L'UE sta ora allentando gli obiettivi di emissione per il 2035 a causa della forte opposizione dell'industria, che sostiene che la domanda di veicoli elettrici è aumentata più lentamente del previsto e che è necessario più tempo per passare dai motori a combustione.

In Norvegia, dove il governo ha utilizzato il suo fondo sovrano finanziato dal petrolio per sovvenzionare i veicoli elettrici e investire nelle infrastrutture di ricarica, le vendite di veicoli elettrici hanno raggiunto il 94% delle vendite totali di automobili nei primi sette mesi del 2025, secondo i dati della società di consulenza Inovev.

Anche altri governi nordici e nazioni dell'Europa settentrionale e occidentale hanno fornito sovvenzioni e investito in infrastrutture, stimolando le vendite.
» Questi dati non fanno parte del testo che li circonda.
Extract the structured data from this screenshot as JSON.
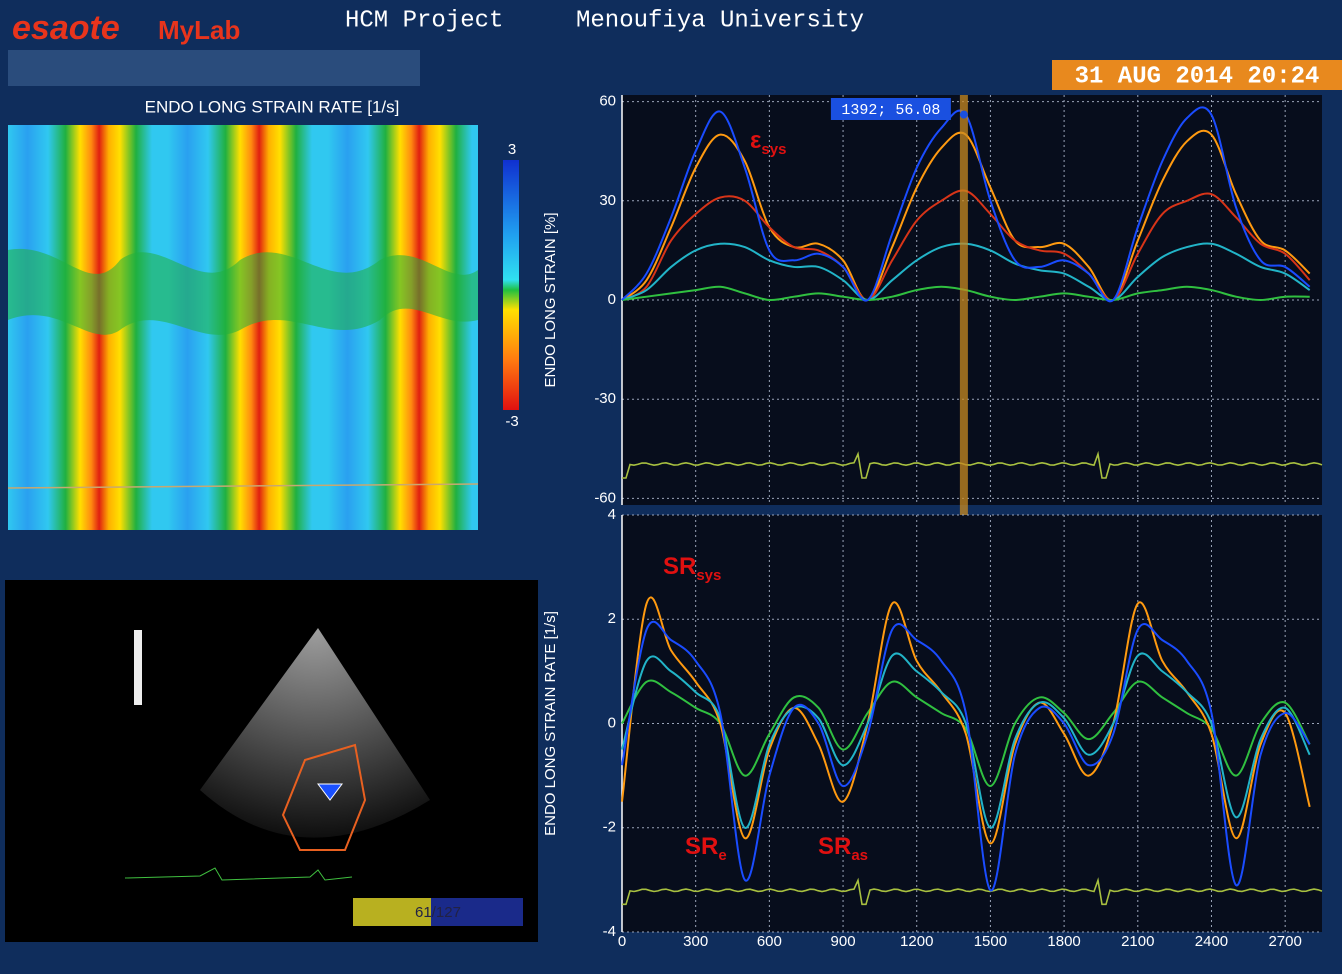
{
  "header": {
    "brand": "esaote",
    "product": "MyLab",
    "title": "HCM Project",
    "institution": "Menoufiya University",
    "datetime": "31 AUG 2014 20:24"
  },
  "heatmap": {
    "title": "ENDO LONG STRAIN RATE [1/s]",
    "clim": [
      -3,
      3
    ],
    "cticks": [
      3,
      -3
    ]
  },
  "ultrasound": {
    "frame": "61/127"
  },
  "chart_data": [
    {
      "type": "line",
      "y_label": "ENDO LONG STRAIN [%]",
      "xlim": [
        0,
        2850
      ],
      "ylim": [
        -62,
        62
      ],
      "yticks": [
        60,
        30,
        0,
        -30,
        -60
      ],
      "grid": true,
      "x": [
        0,
        100,
        200,
        300,
        400,
        500,
        600,
        700,
        800,
        900,
        1000,
        1100,
        1200,
        1300,
        1400,
        1500,
        1600,
        1700,
        1800,
        1900,
        2000,
        2100,
        2200,
        2300,
        2400,
        2500,
        2600,
        2700,
        2800
      ],
      "series": [
        {
          "color": "#ff9a10",
          "values": [
            0,
            6,
            22,
            40,
            50,
            42,
            22,
            16,
            17,
            12,
            0,
            16,
            34,
            46,
            50,
            34,
            18,
            16,
            17,
            10,
            0,
            18,
            36,
            48,
            50,
            32,
            18,
            15,
            8
          ]
        },
        {
          "color": "#d83418",
          "values": [
            0,
            4,
            18,
            26,
            31,
            30,
            22,
            16,
            15,
            10,
            0,
            12,
            24,
            30,
            33,
            26,
            18,
            15,
            14,
            8,
            0,
            14,
            26,
            30,
            32,
            25,
            17,
            14,
            6
          ]
        },
        {
          "color": "#22b4c8",
          "values": [
            0,
            3,
            10,
            15,
            17,
            16,
            12,
            10,
            10,
            6,
            0,
            6,
            12,
            16,
            17,
            15,
            11,
            9,
            8,
            4,
            0,
            7,
            13,
            16,
            17,
            14,
            10,
            8,
            3
          ]
        },
        {
          "color": "#30c040",
          "values": [
            0,
            1,
            2,
            3,
            4,
            2,
            0,
            1,
            2,
            1,
            0,
            1,
            3,
            4,
            3,
            1,
            0,
            1,
            2,
            1,
            0,
            2,
            3,
            4,
            3,
            1,
            0,
            1,
            1
          ]
        },
        {
          "color": "#1a4cff",
          "values": [
            0,
            8,
            25,
            45,
            57,
            40,
            15,
            12,
            14,
            10,
            0,
            20,
            40,
            52,
            56,
            30,
            12,
            10,
            12,
            8,
            0,
            22,
            42,
            55,
            56,
            28,
            12,
            10,
            4
          ]
        }
      ],
      "cursor": {
        "x": 1392,
        "y": 56.08,
        "label": "1392; 56.08"
      },
      "annotations": [
        {
          "text": "ε",
          "sub": "sys"
        }
      ]
    },
    {
      "type": "line",
      "y_label": "ENDO LONG STRAIN RATE [1/s]",
      "xlim": [
        0,
        2850
      ],
      "ylim": [
        -4,
        4
      ],
      "yticks": [
        4,
        2,
        0,
        -2,
        -4
      ],
      "xticks": [
        0,
        300,
        600,
        900,
        1200,
        1500,
        1800,
        2100,
        2400,
        2700
      ],
      "grid": true,
      "x": [
        0,
        100,
        200,
        300,
        400,
        500,
        600,
        700,
        800,
        900,
        1000,
        1100,
        1200,
        1300,
        1400,
        1500,
        1600,
        1700,
        1800,
        1900,
        2000,
        2100,
        2200,
        2300,
        2400,
        2500,
        2600,
        2700,
        2800
      ],
      "series": [
        {
          "color": "#30c040",
          "values": [
            0,
            0.8,
            0.6,
            0.3,
            0,
            -1.0,
            -0.2,
            0.5,
            0.3,
            -0.5,
            0.2,
            0.8,
            0.5,
            0.2,
            -0.1,
            -1.2,
            0,
            0.5,
            0.2,
            -0.3,
            0.2,
            0.8,
            0.5,
            0.2,
            -0.1,
            -1.0,
            0,
            0.4,
            -0.4
          ]
        },
        {
          "color": "#ff9a10",
          "values": [
            -1.5,
            2.3,
            1.4,
            0.8,
            0,
            -2.2,
            -0.5,
            0.3,
            -0.4,
            -1.5,
            0,
            2.3,
            1.2,
            0.6,
            -0.2,
            -2.3,
            -0.4,
            0.4,
            -0.2,
            -1.0,
            0,
            2.3,
            1.2,
            0.6,
            -0.2,
            -2.2,
            -0.4,
            0.2,
            -1.6
          ]
        },
        {
          "color": "#22b4c8",
          "values": [
            -0.5,
            1.2,
            1.0,
            0.6,
            0.1,
            -2.0,
            -0.4,
            0.3,
            0.1,
            -0.8,
            0,
            1.3,
            1.0,
            0.6,
            0,
            -2.0,
            -0.3,
            0.4,
            0.1,
            -0.6,
            0,
            1.3,
            1.0,
            0.6,
            0,
            -1.8,
            -0.3,
            0.3,
            -0.6
          ]
        },
        {
          "color": "#1a4cff",
          "values": [
            -0.8,
            1.8,
            1.6,
            1.2,
            0.2,
            -3.0,
            -1.0,
            0.3,
            0,
            -1.2,
            -0.2,
            1.8,
            1.6,
            1.2,
            0.2,
            -3.2,
            -0.6,
            0.3,
            0,
            -0.8,
            -0.2,
            1.8,
            1.6,
            1.2,
            0.2,
            -3.1,
            -0.6,
            0.2,
            -0.4
          ]
        }
      ],
      "annotations": [
        {
          "text": "SR",
          "sub": "sys"
        },
        {
          "text": "SR",
          "sub": "e"
        },
        {
          "text": "SR",
          "sub": "as"
        }
      ]
    }
  ]
}
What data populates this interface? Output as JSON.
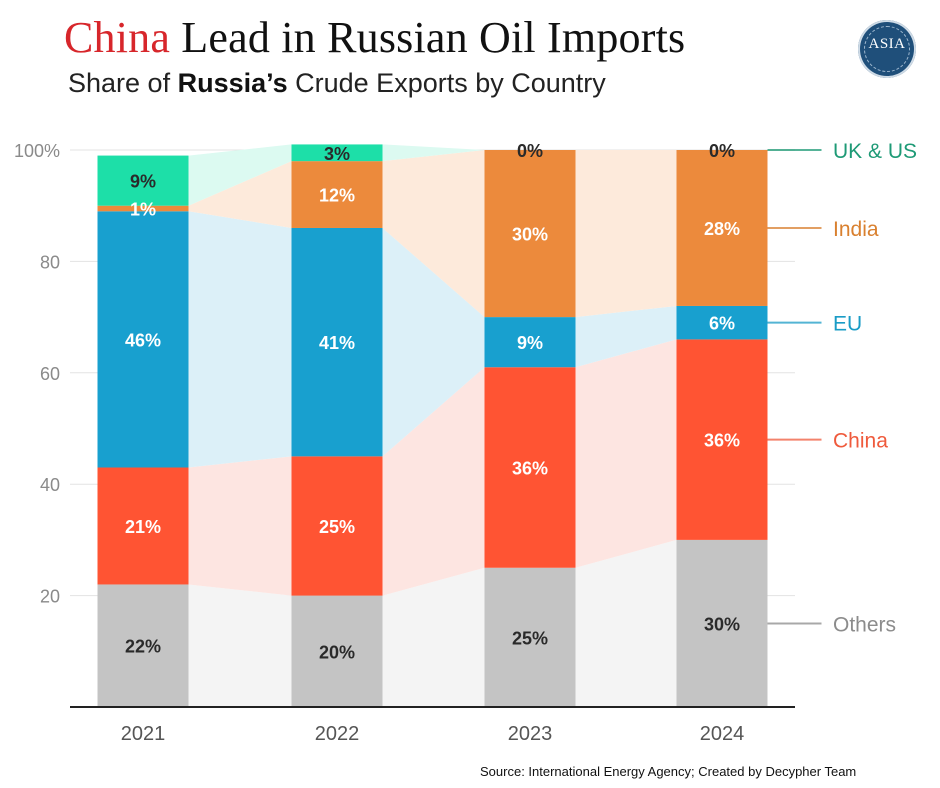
{
  "header": {
    "title_accent": "China",
    "title_rest": " Lead in Russian Oil Imports",
    "subtitle_pre": "Share of ",
    "subtitle_bold": "Russia’s",
    "subtitle_post": " Crude Exports by Country",
    "logo_text": "ASIA"
  },
  "source": "Source: International Energy Agency; Created by Decypher Team",
  "chart_data": {
    "type": "bar",
    "stacked": true,
    "categories": [
      "2021",
      "2022",
      "2023",
      "2024"
    ],
    "ylim": [
      0,
      100
    ],
    "yticks": [
      {
        "value": 20,
        "label": "20"
      },
      {
        "value": 40,
        "label": "40"
      },
      {
        "value": 60,
        "label": "60"
      },
      {
        "value": 80,
        "label": "80"
      },
      {
        "value": 100,
        "label": "100%"
      }
    ],
    "grid": true,
    "legend": "right, aligned with last bar",
    "series": [
      {
        "name": "Others",
        "color": "#c4c4c4",
        "fill": "#f4f4f4",
        "legend_color": "#8c8c8c",
        "label_dark": true,
        "values": [
          22,
          20,
          25,
          30
        ],
        "labels": [
          "22%",
          "20%",
          "25%",
          "30%"
        ]
      },
      {
        "name": "China",
        "color": "#ff5433",
        "fill": "#fde5e1",
        "legend_color": "#ef5a3c",
        "label_dark": false,
        "values": [
          21,
          25,
          36,
          36
        ],
        "labels": [
          "21%",
          "25%",
          "36%",
          "36%"
        ]
      },
      {
        "name": "EU",
        "color": "#18a0cf",
        "fill": "#dcf0f8",
        "legend_color": "#1a9cc6",
        "label_dark": false,
        "values": [
          46,
          41,
          9,
          6
        ],
        "labels": [
          "46%",
          "41%",
          "9%",
          "6%"
        ]
      },
      {
        "name": "India",
        "color": "#ec8a3c",
        "fill": "#fdeadb",
        "legend_color": "#d9802f",
        "label_dark": false,
        "values": [
          1,
          12,
          30,
          28
        ],
        "labels": [
          "1%",
          "12%",
          "30%",
          "28%"
        ]
      },
      {
        "name": "UK & US",
        "color": "#1ddfa8",
        "fill": "#dcfaf1",
        "legend_color": "#1e9a76",
        "label_dark": true,
        "values": [
          9,
          3,
          0,
          0
        ],
        "labels": [
          "9%",
          "3%",
          "0%",
          "0%"
        ]
      }
    ]
  }
}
Tuttavia, l'adozione dei veicoli elettrici nell'Europa meridionale e orientale è stata molto più lenta, poiché le auto elettriche si sono rivelate costose per molti acquirenti e le infrastrutture di ricarica sono praticamente inesistenti in alcune regioni. La Croazia si attesta solo all'1%, secondo i dati di Inovev.

Questa divergenza significa che in gran parte del continente il tasso di diffusione complessivo dei veicoli elettrici nei primi sette mesi di quest'anno è stato compreso tra il 5% e il 10%.

L'UE ha stanziato fondi per le infrastrutture di ricarica e alcune sovvenzioni per i veicoli elettrici in tutto il blocco. Tuttavia, in mercati come quello spagnolo, che hanno lanciato programmi a sostegno dell'acquisto di auto elettriche, le case automobilistiche cinesi che offrono modelli più accessibili hanno beneficiato più delle loro rivali europee.